Whenever you watch a Netflix original movie or TV show, there’s that signature sound that plays when the steaming service’s logo appears. The recognizable sound is known in Netflix’s offices as “Ta Dum,” but it was almost something that would have been easier to describe and a lot more odd. Todd Yellin, Netflix’s VP of Product, recently revealed that one of the options considered for Netflix’s production logo was the bleating of a goat.
While appearing on the podcast Twenty Thousand Hertz (via The Hollywood Reporter), Todd Yellin explained that there was a shortlist of possible sound options to go along with their logo. While using the bleating of a goat may sound totally random, Yellin says it was seriously considered because it felt like a riff on another famous production logo. He said:
“I liked the sound of the goat. It was funny, quirky and our version of [MGM’s] Leo the Lion.”

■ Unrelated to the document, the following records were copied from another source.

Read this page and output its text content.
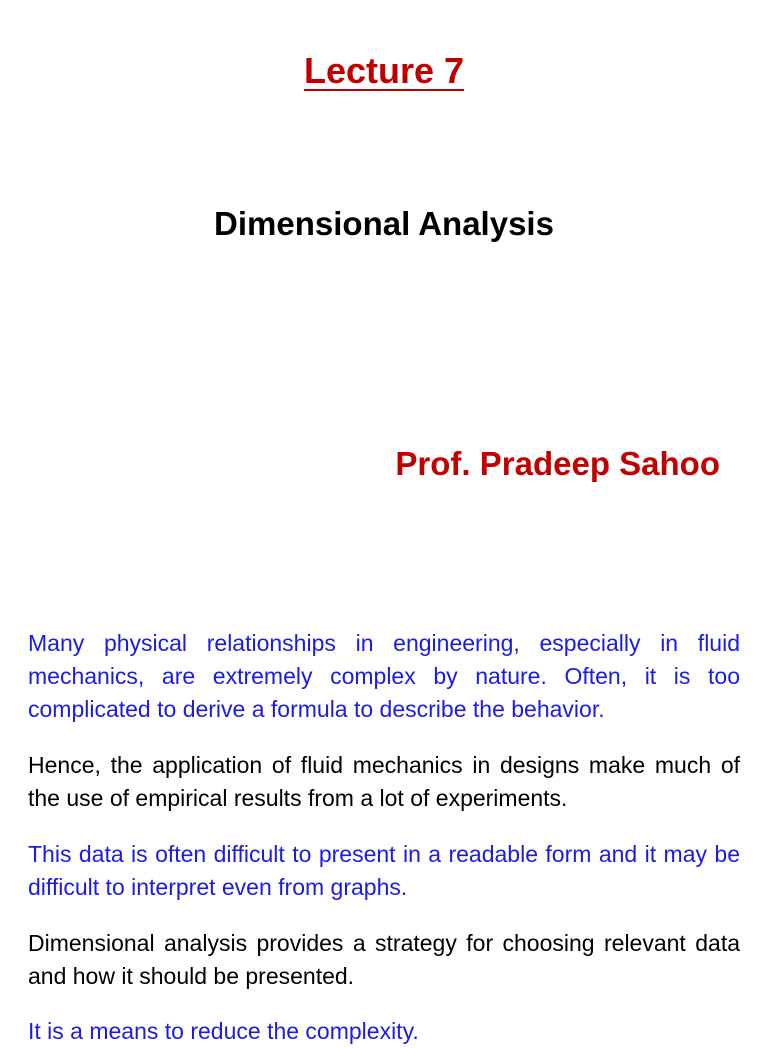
Lecture 7
Dimensional Analysis
Prof. Pradeep Sahoo

Many physical relationships in engineering, especially in fluid mechanics, are extremely complex by nature. Often, it is too complicated to derive a formula to describe the behavior.

Hence, the application of fluid mechanics in designs make much of the use of empirical results from a lot of experiments.

This data is often difficult to present in a readable form and it may be difficult to interpret even from graphs.

Dimensional analysis provides a strategy for choosing relevant data and how it should be presented.

It is a means to reduce the complexity.
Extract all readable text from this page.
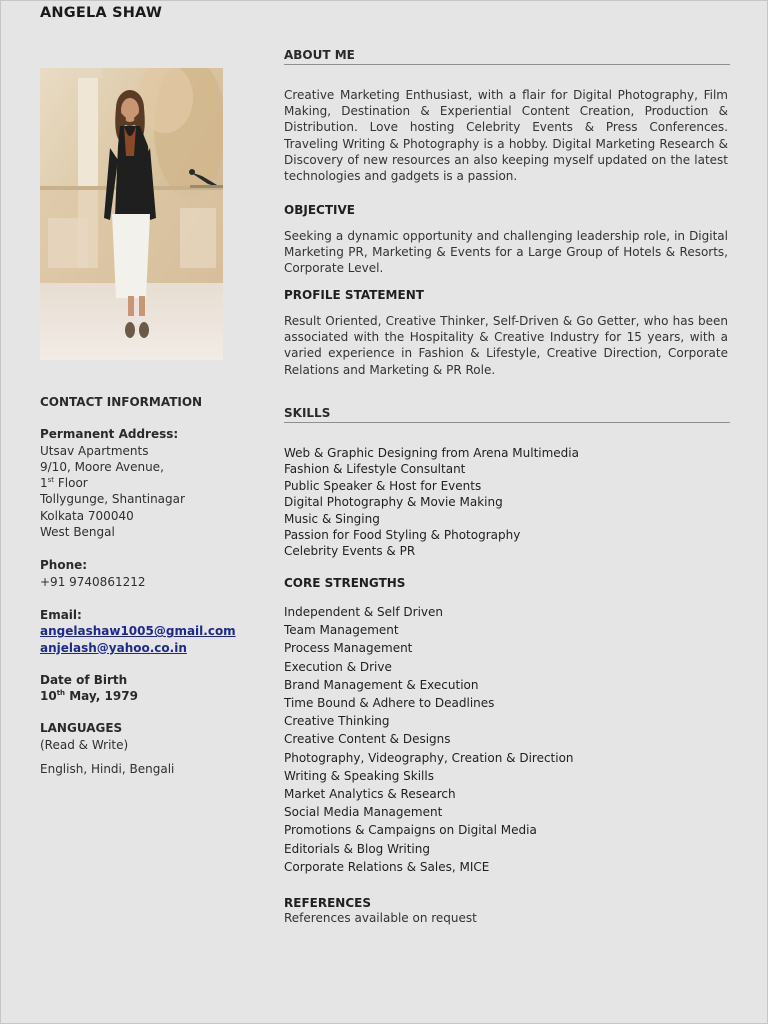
ANGELA SHAW
CONTACT INFORMATION
Permanent Address:
Utsav Apartments
9/10, Moore Avenue,
1st Floor
Tollygunge, Shantinagar
Kolkata 700040
West Bengal
Phone:
+91 9740861212
Email:
angelashaw1005@gmail.com
anjelash@yahoo.co.in
Date of Birth
10th May, 1979
LANGUAGES
(Read & Write)
English, Hindi, Bengali
ABOUT ME

Creative Marketing Enthusiast, with a flair for Digital Photography, Film Making, Destination & Experiential Content Creation, Production & Distribution. Love hosting Celebrity Events & Press Conferences. Traveling Writing & Photography is a hobby. Digital Marketing Research & Discovery of new resources an also keeping myself updated on the latest technologies and gadgets is a passion.

OBJECTIVE

Seeking a dynamic opportunity and challenging leadership role, in Digital Marketing PR, Marketing & Events for a Large Group of Hotels & Resorts, Corporate Level.

PROFILE STATEMENT

Result Oriented, Creative Thinker, Self-Driven & Go Getter, who has been associated with the Hospitality & Creative Industry for 15 years, with a varied experience in Fashion & Lifestyle, Creative Direction, Corporate Relations and Marketing & PR Role.

SKILLS
Web & Graphic Designing from Arena Multimedia
Fashion & Lifestyle Consultant
Public Speaker & Host for Events
Digital Photography & Movie Making
Music & Singing
Passion for Food Styling & Photography
Celebrity Events & PR
CORE STRENGTHS
Independent & Self Driven
Team Management
Process Management
Execution & Drive
Brand Management & Execution
Time Bound & Adhere to Deadlines
Creative Thinking
Creative Content & Designs
Photography, Videography, Creation & Direction
Writing & Speaking Skills
Market Analytics & Research
Social Media Management
Promotions & Campaigns on Digital Media
Editorials & Blog Writing
Corporate Relations & Sales, MICE
REFERENCES
References available on request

Oscar-winning sound designer Lon Bender compiled a shortlist of various sounds that could have been used. The only other specific option that was mentioned was underwater bubbles, which feels too generic.
As for where the “Ta Dum” came from, Bender apparently rapped his wedding ring on his nightstand to make the sound. The reverberation of the sound is actually a guitar chord playing backward referred to as “The Blossom.”
Somehow, the “Ta Dum” just works perfectly as a sound to represent a brand. When focus groups were conducted, people though it sounded dramatic or that it represented something beginning. Without knowing this was a survey being conducted for Netflix, they thought it could easily play at the beginning of a movie. Honestly, it probably could have worked for any product, service or brand, but now it’s forever tied to Netflix, just like the “dun-dun” of Law & Order or the ticking clock of 60 Minutes.